There were no statistical differences in the demographics (age, sex, BMI) between the two arms. The CIM implant showed significantly lower transfusion rates (2.4% vs 10.7%; p=0.009). The adverse event rate at discharge was significantly lower in the CIM arm than the OTS arm (1.6% vs 13.9%; p<0.001). Differences in length of stay reached borderline significance (CIM 3.0 vs OTS 3.2; p=0.057), with a significantly larger number of patients in the CIM group being discharged in <3 days (p=0.033) (Figure 1). When discharge disposition was analyzed, it was seen that a significantly lower percentage of patients in the CIM group were discharged to acute care facilities (2.4% vs 13.9%; p<0.001). In addition, when comparing a subset of the data among patients receiving a simultaneous bilateral TKA, patients in the CIM group were more likely to be discharged to home or home with care when compared to the OTS group (58% vs 17%; p<0.001) (Figure 2).

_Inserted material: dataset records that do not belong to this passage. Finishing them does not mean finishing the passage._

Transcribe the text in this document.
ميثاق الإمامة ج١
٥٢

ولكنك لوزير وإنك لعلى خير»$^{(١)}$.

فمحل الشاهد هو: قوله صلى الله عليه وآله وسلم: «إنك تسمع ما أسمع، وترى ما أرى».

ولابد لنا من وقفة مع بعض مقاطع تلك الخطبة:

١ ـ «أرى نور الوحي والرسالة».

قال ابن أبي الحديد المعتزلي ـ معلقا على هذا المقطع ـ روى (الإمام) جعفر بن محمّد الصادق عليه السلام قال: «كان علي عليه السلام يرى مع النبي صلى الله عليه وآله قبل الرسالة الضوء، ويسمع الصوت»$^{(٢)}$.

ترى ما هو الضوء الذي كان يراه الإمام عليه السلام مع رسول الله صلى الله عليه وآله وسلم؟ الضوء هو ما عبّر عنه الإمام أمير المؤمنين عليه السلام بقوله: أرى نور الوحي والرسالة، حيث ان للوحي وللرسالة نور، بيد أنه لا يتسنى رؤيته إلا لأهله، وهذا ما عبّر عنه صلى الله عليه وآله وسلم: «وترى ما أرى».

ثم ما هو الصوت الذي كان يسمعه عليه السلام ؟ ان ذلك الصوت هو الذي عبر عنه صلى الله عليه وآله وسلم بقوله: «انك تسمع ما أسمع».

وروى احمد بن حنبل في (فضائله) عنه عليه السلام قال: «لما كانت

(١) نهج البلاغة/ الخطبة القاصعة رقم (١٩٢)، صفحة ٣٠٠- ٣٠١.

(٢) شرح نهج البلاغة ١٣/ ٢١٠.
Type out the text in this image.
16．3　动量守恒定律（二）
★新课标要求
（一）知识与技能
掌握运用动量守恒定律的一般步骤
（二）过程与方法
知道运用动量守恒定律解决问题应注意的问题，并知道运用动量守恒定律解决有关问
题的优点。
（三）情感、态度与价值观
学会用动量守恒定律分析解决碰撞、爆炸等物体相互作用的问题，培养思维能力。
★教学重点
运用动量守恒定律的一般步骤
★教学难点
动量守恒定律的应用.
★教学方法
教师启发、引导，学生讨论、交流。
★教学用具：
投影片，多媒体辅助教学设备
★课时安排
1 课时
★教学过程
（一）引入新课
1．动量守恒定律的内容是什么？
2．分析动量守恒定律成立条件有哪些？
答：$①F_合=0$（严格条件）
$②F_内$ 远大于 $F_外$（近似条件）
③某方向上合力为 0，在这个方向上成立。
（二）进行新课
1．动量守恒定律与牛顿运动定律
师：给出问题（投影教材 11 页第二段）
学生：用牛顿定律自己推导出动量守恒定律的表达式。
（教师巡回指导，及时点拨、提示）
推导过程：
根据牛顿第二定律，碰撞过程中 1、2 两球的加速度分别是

Finally after adjusting for inflation, the total hospital cost between the two groups was not statistically different (CIM $16,192 vs OTS 16,240; p=0.913).

 

Discussion

Risk adjusted odds-ratios indicate that patients in the OTS arm were 4 times more likely to experience a transfusion and 3.7 times more likely to have an adverse event than patients in the CIM arm. Patients treated with a CIM implant showed a trend towards a shorter length of stay and a better discharge disposition than patients in the OTS arm. Previous studies have reported an associated cost of $2,200 per incident of blood transfusion along with a $16,000 cost associated with discharge to acute care facilities. Therefore, the lower transfusion rates and better discharge disposition with the CIM TKA seems to provide a better value proposition for hospitals and insurers, when compared to OTS TKA. These improved outcomes for the CIM group were achieved without an increase in hospital costs. Future studies need to be conducted to examine the potential hospital savings associated with lower inventory management and sterilization cost savings with the single package CIM implant.